Sophie sighs and looks around. Jonathan is the first to spot the army medic, now seated in the work gallery, behind an open laptop. They approach him.
“Sir, you were going to show me something?” asks Sophie.
“Oh, right.” The medic offers up a military ID to Sophie. “I hope the gentleman will get himself some medical attention. The cut looks dramatic, but the greater worry is a concussion. I’d be surprised if he doesn’t exhibit the symptoms of one in a few hours, but hopefully it will be a mild case.”
Sophie passes the common access card to Jonathan.Tarik Ozbilgin, it says. Jonathan’s unit once trained with various NATO counterparts and this looks like a Turkish name. The CAC is unexpired; Tarik Ozbilgin is in active service with the army. His pay grade is E7. According to the birthday on the back of the card, he is thirty-six years of age. And if he’s been in the army sixteen to eighteen years, then E7 tracks.
Jonathan hands back the CAC. “Thank you for your service.”
Tarik Ozbilgin chuckles. “Thank you for the tax dollars that support my service.”
Now that Jonathan has seen his name, he hears a slight accent also.

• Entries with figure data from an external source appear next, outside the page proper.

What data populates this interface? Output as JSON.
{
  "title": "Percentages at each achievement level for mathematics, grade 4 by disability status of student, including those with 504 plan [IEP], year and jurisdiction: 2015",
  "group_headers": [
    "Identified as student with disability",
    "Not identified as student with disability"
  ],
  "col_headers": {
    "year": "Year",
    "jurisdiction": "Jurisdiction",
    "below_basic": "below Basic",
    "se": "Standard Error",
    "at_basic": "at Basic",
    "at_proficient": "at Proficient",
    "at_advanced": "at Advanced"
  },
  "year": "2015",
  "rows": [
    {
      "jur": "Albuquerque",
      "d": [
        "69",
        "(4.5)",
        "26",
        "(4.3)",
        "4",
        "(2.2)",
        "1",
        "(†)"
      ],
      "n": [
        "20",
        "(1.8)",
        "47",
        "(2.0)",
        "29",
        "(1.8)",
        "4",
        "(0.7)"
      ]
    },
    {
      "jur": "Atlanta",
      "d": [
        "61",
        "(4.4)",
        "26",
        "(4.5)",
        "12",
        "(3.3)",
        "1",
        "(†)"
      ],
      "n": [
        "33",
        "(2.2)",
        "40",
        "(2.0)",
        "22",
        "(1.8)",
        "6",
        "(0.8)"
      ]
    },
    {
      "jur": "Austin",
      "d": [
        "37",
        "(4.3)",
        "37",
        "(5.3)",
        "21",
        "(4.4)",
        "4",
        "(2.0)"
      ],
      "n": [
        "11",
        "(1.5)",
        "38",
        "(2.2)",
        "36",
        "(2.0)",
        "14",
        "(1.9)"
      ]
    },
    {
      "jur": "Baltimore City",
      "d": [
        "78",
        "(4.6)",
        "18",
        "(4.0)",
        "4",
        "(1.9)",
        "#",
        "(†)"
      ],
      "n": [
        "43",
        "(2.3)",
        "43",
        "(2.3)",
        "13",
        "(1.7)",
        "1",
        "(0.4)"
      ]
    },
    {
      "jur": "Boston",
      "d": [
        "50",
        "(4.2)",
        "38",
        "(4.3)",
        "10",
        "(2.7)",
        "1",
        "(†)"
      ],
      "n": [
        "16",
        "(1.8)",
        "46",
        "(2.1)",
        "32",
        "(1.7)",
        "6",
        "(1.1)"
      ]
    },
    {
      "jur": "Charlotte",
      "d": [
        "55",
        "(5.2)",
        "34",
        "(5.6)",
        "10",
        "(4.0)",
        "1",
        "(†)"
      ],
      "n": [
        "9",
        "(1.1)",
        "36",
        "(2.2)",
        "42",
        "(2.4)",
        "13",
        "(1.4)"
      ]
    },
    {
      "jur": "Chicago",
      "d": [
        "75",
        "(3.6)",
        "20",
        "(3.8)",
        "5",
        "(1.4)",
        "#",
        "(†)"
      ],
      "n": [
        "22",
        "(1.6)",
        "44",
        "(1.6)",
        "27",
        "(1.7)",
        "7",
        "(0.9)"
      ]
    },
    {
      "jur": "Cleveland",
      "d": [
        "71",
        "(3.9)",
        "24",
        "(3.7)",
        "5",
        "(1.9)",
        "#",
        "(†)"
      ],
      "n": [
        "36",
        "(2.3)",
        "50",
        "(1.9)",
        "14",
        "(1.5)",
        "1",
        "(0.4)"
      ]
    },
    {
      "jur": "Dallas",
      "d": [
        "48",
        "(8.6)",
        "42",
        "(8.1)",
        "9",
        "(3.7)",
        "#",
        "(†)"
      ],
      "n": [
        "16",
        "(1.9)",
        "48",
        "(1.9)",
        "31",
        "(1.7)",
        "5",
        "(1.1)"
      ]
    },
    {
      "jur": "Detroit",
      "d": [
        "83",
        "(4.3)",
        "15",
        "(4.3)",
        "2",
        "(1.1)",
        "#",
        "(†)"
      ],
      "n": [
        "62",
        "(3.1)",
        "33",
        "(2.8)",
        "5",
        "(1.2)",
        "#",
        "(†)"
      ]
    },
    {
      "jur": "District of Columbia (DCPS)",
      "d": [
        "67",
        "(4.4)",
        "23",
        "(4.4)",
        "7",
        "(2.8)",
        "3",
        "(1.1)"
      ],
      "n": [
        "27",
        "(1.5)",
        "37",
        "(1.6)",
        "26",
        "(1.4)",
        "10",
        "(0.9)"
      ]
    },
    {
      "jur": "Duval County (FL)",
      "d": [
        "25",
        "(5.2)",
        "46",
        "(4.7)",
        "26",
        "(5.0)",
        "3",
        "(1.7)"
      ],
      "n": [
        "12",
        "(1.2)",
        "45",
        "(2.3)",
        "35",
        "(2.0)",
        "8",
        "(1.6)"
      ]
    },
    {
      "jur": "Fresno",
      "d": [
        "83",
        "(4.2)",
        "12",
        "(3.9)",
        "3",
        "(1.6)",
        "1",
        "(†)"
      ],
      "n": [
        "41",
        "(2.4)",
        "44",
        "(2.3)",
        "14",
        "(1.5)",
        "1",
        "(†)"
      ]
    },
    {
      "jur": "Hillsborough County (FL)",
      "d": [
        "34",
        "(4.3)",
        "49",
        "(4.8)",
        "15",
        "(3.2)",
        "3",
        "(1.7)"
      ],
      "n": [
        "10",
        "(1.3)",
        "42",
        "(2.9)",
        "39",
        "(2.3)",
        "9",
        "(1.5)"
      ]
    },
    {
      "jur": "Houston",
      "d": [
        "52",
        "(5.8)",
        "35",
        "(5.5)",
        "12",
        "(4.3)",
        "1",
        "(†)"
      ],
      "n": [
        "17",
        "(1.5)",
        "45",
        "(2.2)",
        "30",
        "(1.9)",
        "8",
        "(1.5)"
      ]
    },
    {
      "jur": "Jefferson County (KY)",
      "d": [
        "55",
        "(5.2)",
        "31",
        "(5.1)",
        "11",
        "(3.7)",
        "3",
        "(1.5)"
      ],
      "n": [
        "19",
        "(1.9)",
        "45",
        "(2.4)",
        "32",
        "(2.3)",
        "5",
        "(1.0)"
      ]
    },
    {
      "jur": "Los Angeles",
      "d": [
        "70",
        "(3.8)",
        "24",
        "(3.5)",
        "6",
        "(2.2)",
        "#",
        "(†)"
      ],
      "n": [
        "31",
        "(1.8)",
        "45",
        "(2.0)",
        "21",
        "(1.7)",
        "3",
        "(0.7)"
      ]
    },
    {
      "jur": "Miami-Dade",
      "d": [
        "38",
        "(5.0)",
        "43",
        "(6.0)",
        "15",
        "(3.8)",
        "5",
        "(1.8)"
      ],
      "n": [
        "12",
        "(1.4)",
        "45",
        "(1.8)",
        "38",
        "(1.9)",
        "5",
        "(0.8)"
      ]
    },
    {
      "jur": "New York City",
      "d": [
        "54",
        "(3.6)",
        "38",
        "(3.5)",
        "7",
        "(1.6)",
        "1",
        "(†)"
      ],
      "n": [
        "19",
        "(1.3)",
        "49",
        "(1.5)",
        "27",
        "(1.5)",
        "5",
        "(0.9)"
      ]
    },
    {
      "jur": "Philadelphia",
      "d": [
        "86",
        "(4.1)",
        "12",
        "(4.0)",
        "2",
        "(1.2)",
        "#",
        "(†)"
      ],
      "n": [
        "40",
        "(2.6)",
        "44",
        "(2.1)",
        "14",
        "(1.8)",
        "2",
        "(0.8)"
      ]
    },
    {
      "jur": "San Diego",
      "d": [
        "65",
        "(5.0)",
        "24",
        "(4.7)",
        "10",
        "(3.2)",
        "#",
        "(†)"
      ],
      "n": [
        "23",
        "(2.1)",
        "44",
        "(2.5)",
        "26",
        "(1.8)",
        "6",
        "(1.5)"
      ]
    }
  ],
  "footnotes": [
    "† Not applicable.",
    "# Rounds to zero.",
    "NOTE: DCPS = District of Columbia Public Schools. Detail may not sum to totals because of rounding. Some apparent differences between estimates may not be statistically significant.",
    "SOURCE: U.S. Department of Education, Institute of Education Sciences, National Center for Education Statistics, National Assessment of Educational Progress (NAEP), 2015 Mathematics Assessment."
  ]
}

They leave Tarik Ozbilgin, possible first-generation American, to his work. The other patrons who gathered to watch the brouhaha have also dispersed back to various corners of the library.
Jonathan finds Astrid in the children’s department, which is mostly empty this time of the day, when kids need to be fed. “Are you okay? You don’t look too good.”
Astrid picks up several picture books that have been left behind on a pair of tubby hassocks. “I’m okay. I just hate it when things like this happen at the library.”
Jonathan wants to put his arm around her and tell her that she deserves so much better. But she’s never confessed any heartache to him and it doesn’t look like she’s about to start now.
He sighs. “I’ll go take a look at the guy.”